Se qualcuno avesse ancora avuto dubbi sulle caratteristiche del successore di Napolitano al Quirinale, il siciliano Sergio Mattarella, eletto con un colpo di mano dal presidente-segretario del PD Matteo Renzi prima che l’uomo di Arcore quasi se ne accorgesse e poi subito eletto dalle due Camere concordi, il discorso di ieri ha fugato i dubbi residui.
Mattarella è l’opposto del leader della destra comunista, Napolitano che è stato più di tutti gli altri al Quirinale, la bellezza di nove anni. Il nuovo presidente aveva detto all’indomani dell’elezione, il 3 febbraio scorso davanti alle Camere riunite, che sarebbe stato il garante della Costituzione, un arbitro imparziale e fa di tutto per mantenere la promessa. Napolitano è stato un presidente interventista che anche di recente, finito il suo incarico, è intervenuto a difendere la discutibile legge elettorale che si chiama Italicum e che piace tanto al capo dell’attuale governo.
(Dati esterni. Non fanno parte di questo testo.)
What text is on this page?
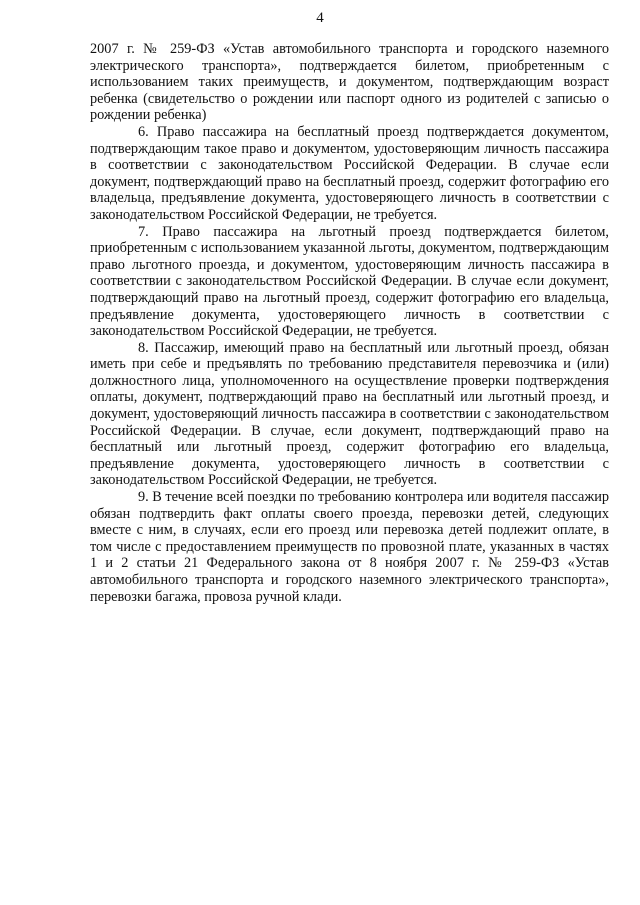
4

2007 г. № 259-ФЗ «Устав автомобильного транспорта и городского наземного электрического транспорта», подтверждается билетом, приобретенным с использованием таких преимуществ, и документом, подтверждающим возраст ребенка (свидетельство о рождении или паспорт одного из родителей с записью о рождении ребенка)

6. Право пассажира на бесплатный проезд подтверждается документом, подтверждающим такое право и документом, удостоверяющим личность пассажира в соответствии с законодательством Российской Федерации. В случае если документ, подтверждающий право на бесплатный проезд, содержит фотографию его владельца, предъявление документа, удостоверяющего личность в соответствии с законодательством Российской Федерации, не требуется.

7. Право пассажира на льготный проезд подтверждается билетом, приобретенным с использованием указанной льготы, документом, подтверждающим право льготного проезда, и документом, удостоверяющим личность пассажира в соответствии с законодательством Российской Федерации. В случае если документ, подтверждающий право на льготный проезд, содержит фотографию его владельца, предъявление документа, удостоверяющего личность в соответствии с законодательством Российской Федерации, не требуется.

8. Пассажир, имеющий право на бесплатный или льготный проезд, обязан иметь при себе и предъявлять по требованию представителя перевозчика и (или) должностного лица, уполномоченного на осуществление проверки подтверждения оплаты, документ, подтверждающий право на бесплатный или льготный проезд, и документ, удостоверяющий личность пассажира в соответствии с законодательством Российской Федерации. В случае, если документ, подтверждающий право на бесплатный или льготный проезд, содержит фотографию его владельца, предъявление документа, удостоверяющего личность в соответствии с законодательством Российской Федерации, не требуется.

9. В течение всей поездки по требованию контролера или водителя пассажир обязан подтвердить факт оплаты своего проезда, перевозки детей, следующих вместе с ним, в случаях, если его проезд или перевозка детей подлежит оплате, в том числе с предоставлением преимуществ по провозной плате, указанных в частях 1 и 2 статьи 21 Федерального закона от 8 ноября 2007 г. № 259-ФЗ «Устав автомобильного транспорта и городского наземного электрического транспорта», перевозки багажа, провоза ручной клади.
Mattarella evita di proposito interventi del genere e si dedica piuttosto ad ammonire gli italiani su antichi e recenti problemi della penisola: dal tracollo, frutto di errori dei dirigenti e dei loro controllori, di alcune banche del Paese all’alta evasione fiscale che supera il 7 per cento e si traduce in un “furto di democrazia” nei confronti dei risparmiatori e dei cittadini onesti, all’estesa corruzione che continua ad essere presente nelle istituzioni importanti della penisola alle speranze lasciate ancora senza speranza delle nuove generazioni che si affacciano al mondo del lavoro e delle professioni, al funzionamento della giustizia che continua ad essere troppo lento e inadeguato ai bisogni della società italiana ed europea del ventunesimo secolo, all’imperversare non soltanto in Sicilia e nelle più estese regioni del Mezzogiorno come la Calabria, la Campania e la Puglia ma anche nel Nord più avanzato e industria lizzato delle quattro associazioni mafiose che devastano il tessuto civile della nostra penisola, infine alla lotta indispensabile al terrorismo internazionale (a cominciare da quello islamista) che rischia di costituire il germe-come già aveva detto Papa Francesco-di una terza guerra mondiale.
Insomma, un inventario limpido dei problemi che sono sul tappeto, un invito pressante alle istituzioni della re pubblica ad intervenire con le proprie competenze per mettere ordine nei problemi più urgenti e fare del nostro Paese sempre meglio e di più una repubblica moderna in grado di risolvere finalmente i problemi aperti e di maggiore gravità che non sono stati risolti fino a questo momento. Ma una grande attenzione a non uscire dalla propria funzione arbitrale ed esterna agli altri poteri secondo quel che dicono con grande chiarezza gli articoli dall’83 al 91 che riguardano il Capo dello Stato.